On 12/04/2017 10:16 AM, Vincas Dargis wrote:
> On 2017-12-04 19:53, John Johansen wrote:
>> On 12/03/2017 04:05 AM, intrigeri wrote:
>>> At first glance I would essentially apply the same path structure as
>>> what we do for top-level profiles:
>>>
>>>   * `tunables/usr.bin.thunderbird`, shipped by the package, has the
>>>     default settings
> 
> Oh, I missed that part. So we move variables from 
> apparmor.d/usr.bin.thunderbird into that file then?
> And that particular file would includ local/tunables-one?
> 
> I actually see this a little too complicated. Imagine moving these bunch of 
> Libreoffice variable definitions away from main profile. Policy kinda becomes 
> two-part profile in the sense, a little harder to grasp maybe. Although I 
> agree that would be kinda systematic approach.
> 
>>>
>>> So this seems to be yet another use case for a directive like
>>> #include_if_exists (or #include -<path/to/snippet>, to reuse systemd
>>> conventions wrt. directives that are allowed to fail). I've had
>>> a quick look (disclaimer: I'm not a C person and know nothing about
>>> flex parsers) and it seems this should not be very hard to implement
>>> in parser/parser_lex.l. Maybe we could discuss the interface and
>>> behavior of this new/updated directive in a dedicated thread, and once
>>> we've reached an agreement I could try to find someone to implement it?
>>>
>> yes very easy to implement, its mostly agreeing on the syntax
> 
> John, what's your view about using variable-include-file-as-extension-point 
> in the dawn of the per-user policy files?
> 

Includes should already support variable expansion, I remember doing
the work to enable this years ago, though I have to admit I haven't
tested it for quite some time so its conceivable something is
broken. ie

  Include <@{user}/foo>

should do the right thing if @{user} is defined.

Leveraging it for user profiles is a little more tricky, and I do want
to be careful. Because while the variable include works we don't
automatically generate different profiles for each user, at least not
yet.


> Maybe this proposition will become redundant in some sence? How would 
> variables usage would play in the policy namespaces use case? Will there be 
> sort of $HOME/.config/apparmor/tunables/usr.bin.thunderbird ?
> 
> 

So its not entirely redundant in the policy namespace use case. For
one we have to actually start leveraging them, and it will be a long
time before we will be able to use them as the standard base because
not everything we need for them has landed upstream yet.

Policy namespaces in and of themselves do nothing to fix the problems
you are trying to address, they just provide a convenient place to
have different use case profiles, so a different thunderbird for one
user than another. We still need a way to update profiles so that they
apply to a specific user or role. The plan has been to use variables
;-). Well its a little more than that, but the idea is to eventually
have some kernel defined variables and allow them to be defined at
system or the namespace level. That should just change at what point
the variable is expanded, and maybe whether a profile can be
reused/shared to reduce kernel memory usage. The first pass plan was
to define the variables in userspace (look at @{pid} which will be
replaced by a kernel var) and later once we grow the proper support
change the variable define to that of the kernel var.

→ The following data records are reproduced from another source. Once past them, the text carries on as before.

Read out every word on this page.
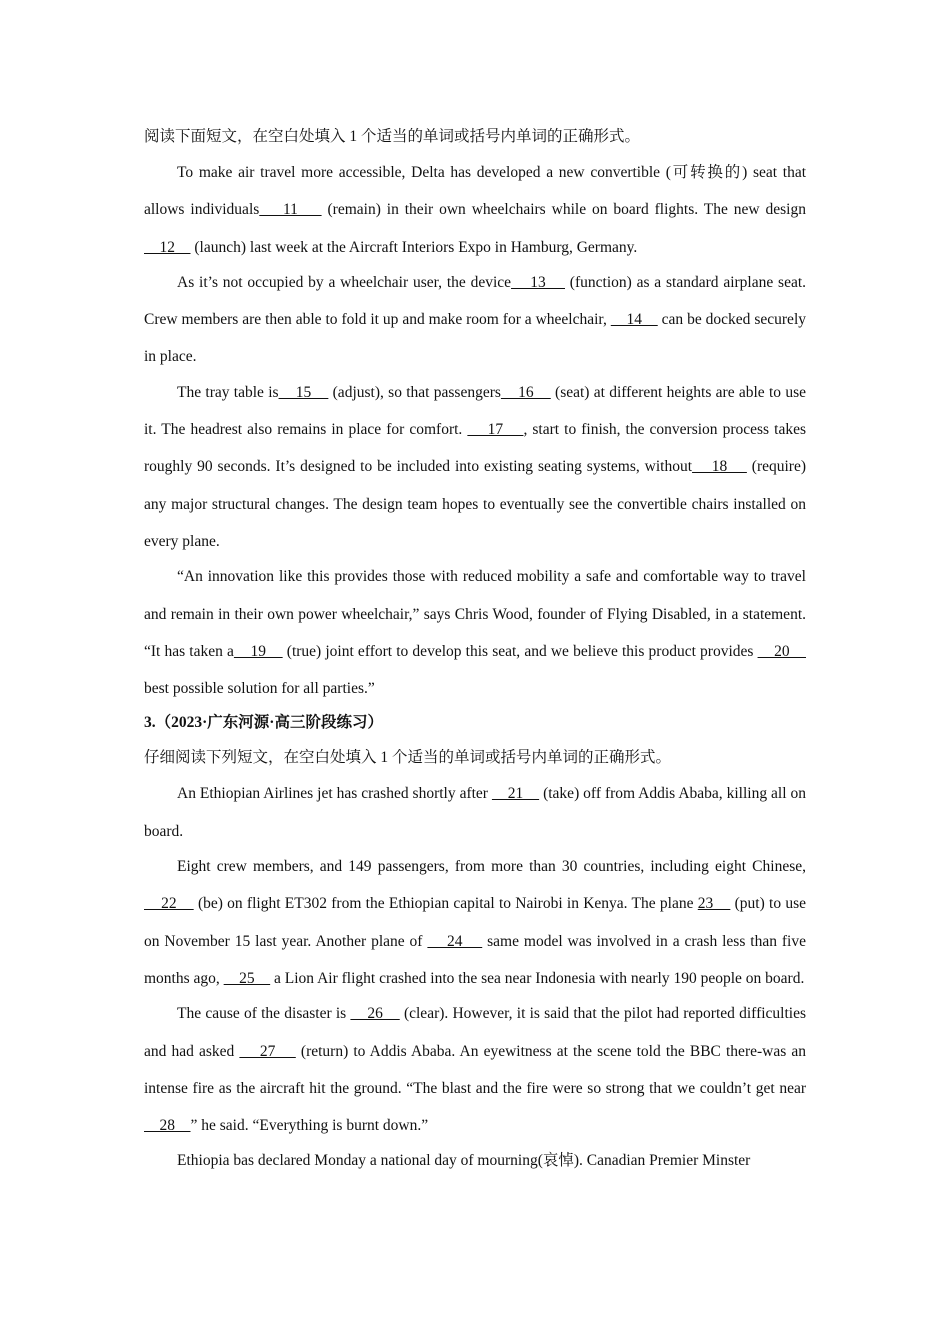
阅读下面短文，在空白处填入 1 个适当的单词或括号内单词的正确形式。

To make air travel more accessible, Delta has developed a new convertible (可转换的) seat that allows individuals    11     (remain) in their own wheelchairs while on board flights. The new design    12     (launch) last week at the Aircraft Interiors Expo in Hamburg, Germany.

As it’s not occupied by a wheelchair user, the device    13     (function) as a standard airplane seat. Crew members are then able to fold it up and make room for a wheelchair,     14     can be docked securely in place.

The tray table is    15     (adjust), so that passengers    16     (seat) at different heights are able to use it. The headrest also remains in place for comfort.     17    , start to finish, the conversion process takes roughly 90 seconds. It’s designed to be included into existing seating systems, without    18     (require) any major structural changes. The design team hopes to eventually see the convertible chairs installed on every plane.

“An innovation like this provides those with reduced mobility a safe and comfortable way to travel and remain in their own power wheelchair,” says Chris Wood, founder of Flying Disabled, in a statement. “It has taken a    19     (true) joint effort to develop this seat, and we believe this product provides     20     best possible solution for all parties.”

3.（2023·广东河源·高三阶段练习）

仔细阅读下列短文，在空白处填入 1 个适当的单词或括号内单词的正确形式。

An Ethiopian Airlines jet has crashed shortly after     21     (take) off from Addis Ababa, killing all on board.

Eight crew members, and 149 passengers, from more than 30 countries, including eight Chinese,     22     (be) on flight ET302 from the Ethiopian capital to Nairobi in Kenya. The plane 23     (put) to use on November 15 last year. Another plane of     24     same model was involved in a crash less than five months ago,     25     a Lion Air flight crashed into the sea near Indonesia with nearly 190 people on board.

The cause of the disaster is     26     (clear). However, it is said that the pilot had reported difficulties and had asked     27     (return) to Addis Ababa. An eyewitness at the scene told the BBC there-was an intense fire as the aircraft hit the ground. “The blast and the fire were so strong that we couldn’t get near     28    ” he said. “Everything is burnt down.”

Ethiopia bas declared Monday a national day of mourning(哀悼). Canadian Premier Minster
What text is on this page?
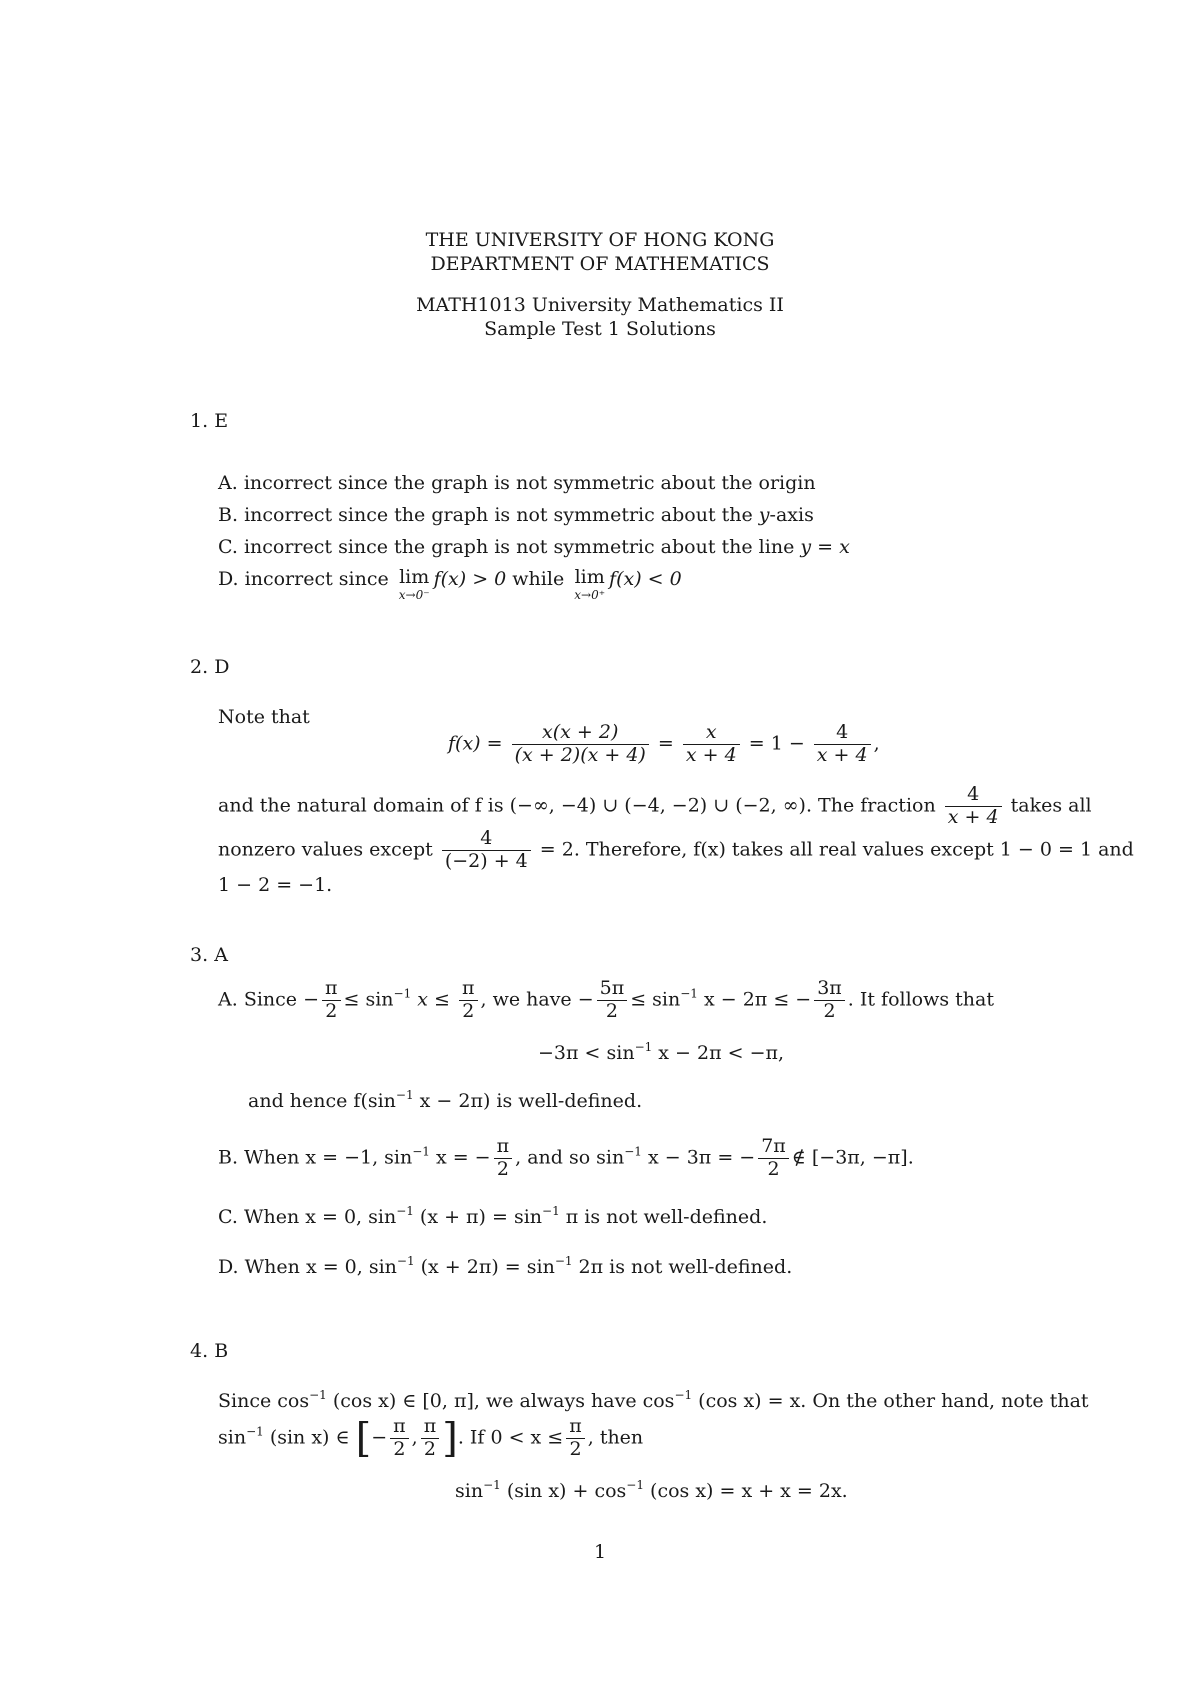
THE UNIVERSITY OF HONG KONG
DEPARTMENT OF MATHEMATICS
MATH1013 University Mathematics II
Sample Test 1 Solutions
1. E
A. incorrect since the graph is not symmetric about the origin
B. incorrect since the graph is not symmetric about the y-axis
C. incorrect since the graph is not symmetric about the line y = x
D. incorrect since lim
x→0⁻
f(x) > 0 while lim
x→0⁺
f(x) < 0
2. D
Note that
$f(x) = \frac{x(x + 2)}{(x + 2)(x + 4)} = \frac{x}{x + 4} = 1 - \frac{4}{x + 4}$ ,
and the natural domain of f is (−∞, −4) ∪ (−4, −2) ∪ (−2, ∞). The fraction $\frac{4}{x + 4}$ takes all
nonzero values except $\frac{4}{(-2) + 4} = 2$. Therefore, f(x) takes all real values except 1 − 0 = 1 and
1 − 2 = −1.
3. A
A. Since − $\frac{\pi}{2} \le \sin^{-1} x \le \frac{\pi}{2}$ , we have − $\frac{5\pi}{2} \le \sin^{-1} x - 2\pi$ ≤ − $\frac{3\pi}{2}$ . It follows that
$-3\pi < \sin^{-1} x - 2\pi < -\pi$,
and hence $f(\sin^{-1}$ x − 2π) is well-defined.
B. When x = −1, $\sin^{-1} x$ = − $\frac{\pi}{2}$ , and so $\sin^{-1} x - 3\pi$ = − $\frac{7\pi}{2}$ ∉ [−3π, −π].
C. When x = 0, $\sin^{-1} (x + \pi) = \sin^{-1} \pi$ is not well-defined.
D. When x = 0, $\sin^{-1} (x + 2\pi) = \sin^{-1} 2\pi$ is not well-defined.
4. B
Since $\cos^{-1} (\cos$ x) ∈ [0, π], we always have $\cos^{-1} (\cos$ x) = x. On the other hand, note that
$\sin^{-1} (\sin$ x) ∈ [− $\frac{\pi}{2}$ , $\frac{\pi}{2}$ ]. If $0 < x \le \frac{\pi}{2}$ , then
$\sin^{-1} (\sin$ $x) + \cos^{-1} (\cos$ x) = x + x = 2x.
1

I should also note some kernel vars will be entirely kernel defined
while other will be able to be defined in userspace and loaded into
the kernel. If we are to ever support a username variable, it will
be the later, the kernel will have no idea of the contents of the
variable stream just that it should map a give uid to the string
variable that userspace is free to define and load.